Subsequent to issuing initial correspondence to the Bankrupt, a Bankruptcy Trustee will request other information and documentation regarding a Bankrupt’s affairs. Information pertaining to a Bankrupt’s income will be requested in the form of an Income Contribution Questionnaire (“ICQ”) and supporting income documentation (e.g. pay slips, PAYG summary and bank statements). This information is requested to determine the amount of income earnt by the Bankrupt, as there are caps on the amount of income a Bankrupt can earn during the period of their bankruptcy before being required to make contributions to their Estate. In the event a Bankrupt earns over the income threshold (the amount varies and is determined by the number of dependants), they must contribute to their Bankrupt Estate. The Trustees will provide a deadline in which the Bankrupt is required to return the ICQ and supporting documentation, so their income can be assessed. This will occur each year for the duration of a bankruptcy.
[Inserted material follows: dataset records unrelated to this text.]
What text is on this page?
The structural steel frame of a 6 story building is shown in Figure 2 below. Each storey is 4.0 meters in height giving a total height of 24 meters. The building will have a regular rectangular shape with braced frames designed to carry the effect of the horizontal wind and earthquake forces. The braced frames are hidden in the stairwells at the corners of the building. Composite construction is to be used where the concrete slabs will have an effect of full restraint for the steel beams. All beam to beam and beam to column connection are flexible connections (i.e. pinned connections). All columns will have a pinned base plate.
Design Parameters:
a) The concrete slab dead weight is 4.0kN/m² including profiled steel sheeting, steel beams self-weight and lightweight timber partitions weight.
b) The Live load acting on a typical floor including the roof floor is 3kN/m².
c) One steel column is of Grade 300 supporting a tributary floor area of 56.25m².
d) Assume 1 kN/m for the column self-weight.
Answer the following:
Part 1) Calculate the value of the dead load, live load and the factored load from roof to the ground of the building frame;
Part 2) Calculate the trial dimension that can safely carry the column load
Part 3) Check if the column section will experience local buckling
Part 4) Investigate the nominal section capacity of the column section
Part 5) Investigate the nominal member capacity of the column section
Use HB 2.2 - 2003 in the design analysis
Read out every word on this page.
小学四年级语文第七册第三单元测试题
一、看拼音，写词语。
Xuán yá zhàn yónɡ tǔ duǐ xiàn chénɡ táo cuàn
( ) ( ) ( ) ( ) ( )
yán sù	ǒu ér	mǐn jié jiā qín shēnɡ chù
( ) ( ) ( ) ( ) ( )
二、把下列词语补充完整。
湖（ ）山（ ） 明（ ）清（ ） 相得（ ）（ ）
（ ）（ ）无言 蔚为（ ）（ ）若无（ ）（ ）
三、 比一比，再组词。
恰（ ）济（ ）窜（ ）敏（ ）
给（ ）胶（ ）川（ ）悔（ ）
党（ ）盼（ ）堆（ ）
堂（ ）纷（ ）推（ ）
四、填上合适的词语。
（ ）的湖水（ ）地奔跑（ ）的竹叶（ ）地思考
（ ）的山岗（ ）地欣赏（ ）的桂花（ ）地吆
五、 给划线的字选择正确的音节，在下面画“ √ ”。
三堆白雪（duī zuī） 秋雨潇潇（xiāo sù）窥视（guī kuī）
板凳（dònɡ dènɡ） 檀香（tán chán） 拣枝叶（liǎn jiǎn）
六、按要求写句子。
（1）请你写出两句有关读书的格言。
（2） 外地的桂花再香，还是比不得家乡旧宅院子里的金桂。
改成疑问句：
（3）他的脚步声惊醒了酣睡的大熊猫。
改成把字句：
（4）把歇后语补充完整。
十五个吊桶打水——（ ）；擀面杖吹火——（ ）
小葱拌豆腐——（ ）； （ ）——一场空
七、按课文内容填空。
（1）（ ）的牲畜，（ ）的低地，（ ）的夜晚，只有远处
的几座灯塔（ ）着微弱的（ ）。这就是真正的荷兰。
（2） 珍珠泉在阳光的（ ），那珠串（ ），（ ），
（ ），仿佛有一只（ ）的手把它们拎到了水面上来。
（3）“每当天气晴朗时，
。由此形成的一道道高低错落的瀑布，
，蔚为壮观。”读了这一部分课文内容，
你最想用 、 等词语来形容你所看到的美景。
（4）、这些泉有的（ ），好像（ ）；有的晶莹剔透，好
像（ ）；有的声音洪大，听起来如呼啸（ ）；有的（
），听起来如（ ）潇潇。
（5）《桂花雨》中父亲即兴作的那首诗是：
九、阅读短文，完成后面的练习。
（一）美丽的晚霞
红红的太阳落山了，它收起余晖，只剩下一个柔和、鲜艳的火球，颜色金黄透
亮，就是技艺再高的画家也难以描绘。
In the event a Bankrupt does not return their ICQ after the initial request and subsequent requests, the following options are available to the Trustee:

  • Obtain income information from other sources (e.g. bank statements directly from the Bank and tax returns from the Australian Taxation Office);
  • Conduct a deemed income assessment based on available information;
  • Submit an application to the Official Receiver to issue a garnishee notice to the Bankrupt’s employer pursuant to section 139ZL of the Act, in the event it has been determined the Bankrupt is liable for income contributions and payments are not forthcoming from the Bankrupt;
  • Lodge an objection to discharge from bankruptcy with AFSA to extend the period of bankruptcy for up to five (5) or eight (8) years; and
  • Report offences to AFSA, which may result in prosecution of the Bankrupt.

Even after a Bankrupt is discharged from Bankruptcy, the Trustees can pursue the debt owing by the Bankrupt for income contributions and even make the individual bankrupt again via a new Sequestration Order.

Summary

There are numerous avenues for Trustees to explore when dealing with a non-compliant Bankrupt, including:

  • Requesting the Official Receiver issue a Section 77CA notice;
  • Objecting to the Bankrupt’s discharge from Bankruptcy;
  • Lodging an Offence Referral with AFSA;
  • Obtaining relevant income documents from third parties; and
  • Issuing garnishee notices to the Bankrupt’s employer.

In light of the numerous consequences of non-compliance with your Trustees, I urge any Bankrupts reading this article to:

  1. Complete and file your Bankruptcy Form, otherwise you will remain bankrupt indefinitely;
  2. Complete your Income Contribution Questionnaires and return these to your Trustees by the due date; and
  3. Cooperate with your Trustees by answering their phone calls, replying to their emails and letters, and providing responses to their queries by the deadlines provided.

Complying with your Trustees will ensure they are able to manage your Bankrupt Estate as efficiently and effectively as possible. It also helps reduce the costs of managing the Bankrupt Estate which maximises any return to creditors.